Cindi Bigelow rips open a bag of her family’s Earl Grey tea, splaying the contents out on a crisp white napkin to highlight the dark, black leaves inside. With the scent of Calabrian bergamot lingering, she tears open two more bags from much larger competitors, dumping each onto the napkin, huffing at the contents: synthetic white flavour crystals in one, pieces of light brown tea plant stem, a bitter-tasting filler, in the other.
“People say, ‘Oh, look at that little conventional old product line. It’s so not cool and relevant.’ But I’m like, ‘Wait, whoa-whoa-whoa!’ ” she says. “We put everything into the product. Everything.”

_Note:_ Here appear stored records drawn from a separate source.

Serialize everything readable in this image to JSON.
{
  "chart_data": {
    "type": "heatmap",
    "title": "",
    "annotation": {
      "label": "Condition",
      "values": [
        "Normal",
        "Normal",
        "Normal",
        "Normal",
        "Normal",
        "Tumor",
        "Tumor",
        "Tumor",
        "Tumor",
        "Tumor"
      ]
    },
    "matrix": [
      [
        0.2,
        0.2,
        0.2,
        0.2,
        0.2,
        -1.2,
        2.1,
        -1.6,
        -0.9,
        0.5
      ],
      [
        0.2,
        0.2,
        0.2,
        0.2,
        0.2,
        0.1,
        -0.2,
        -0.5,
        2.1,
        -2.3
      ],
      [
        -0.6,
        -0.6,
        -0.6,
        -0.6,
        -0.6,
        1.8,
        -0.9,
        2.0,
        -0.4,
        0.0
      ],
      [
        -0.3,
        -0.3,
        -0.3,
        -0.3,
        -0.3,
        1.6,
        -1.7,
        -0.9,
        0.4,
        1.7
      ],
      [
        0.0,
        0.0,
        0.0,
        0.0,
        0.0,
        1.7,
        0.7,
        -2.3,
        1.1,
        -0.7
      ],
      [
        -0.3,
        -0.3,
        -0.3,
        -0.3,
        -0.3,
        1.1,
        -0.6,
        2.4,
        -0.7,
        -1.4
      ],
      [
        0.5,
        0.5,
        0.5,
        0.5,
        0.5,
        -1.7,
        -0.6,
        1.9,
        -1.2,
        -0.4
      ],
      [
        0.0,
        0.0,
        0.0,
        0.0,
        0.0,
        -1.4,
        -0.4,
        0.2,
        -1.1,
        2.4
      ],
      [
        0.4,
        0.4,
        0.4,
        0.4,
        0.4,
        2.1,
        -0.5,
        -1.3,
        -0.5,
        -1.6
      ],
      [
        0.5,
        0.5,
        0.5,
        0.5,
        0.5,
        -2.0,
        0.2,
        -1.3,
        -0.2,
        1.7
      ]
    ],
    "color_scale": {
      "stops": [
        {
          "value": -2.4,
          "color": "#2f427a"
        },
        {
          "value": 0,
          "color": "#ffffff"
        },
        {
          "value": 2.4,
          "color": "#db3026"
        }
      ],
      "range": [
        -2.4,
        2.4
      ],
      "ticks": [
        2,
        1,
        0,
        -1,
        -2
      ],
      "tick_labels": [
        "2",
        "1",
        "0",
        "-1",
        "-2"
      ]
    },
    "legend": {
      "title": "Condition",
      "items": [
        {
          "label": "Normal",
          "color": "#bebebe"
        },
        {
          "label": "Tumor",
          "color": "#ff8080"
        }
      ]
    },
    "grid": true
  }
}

The CEO of Bigelow Tea revels in this show of quality—for her, a key ingredient to remaining the top specialty tea seller in the US The Bigelows have accomplished what is only a half-steeped dream for most family businesses: Passing the company down from the first generation to the second and, with Cindi, 59, to the third.
A lot of credit goes to holding firm to tradition, including still using the recipe Cindi’s grandmother created in her kitchen in 1945 for its signature Constant Comment tea. Her father, David, took over the business from her grandmother in 1959 and ran it for 45 years, transforming it from a niche, mail-order gift shop brand into a grocery store staple. Cindi, the younger of his two daughters, joined in 1986 armed with an MBA from Northwestern and spent two decades working her way through the business, starting in the accounting department.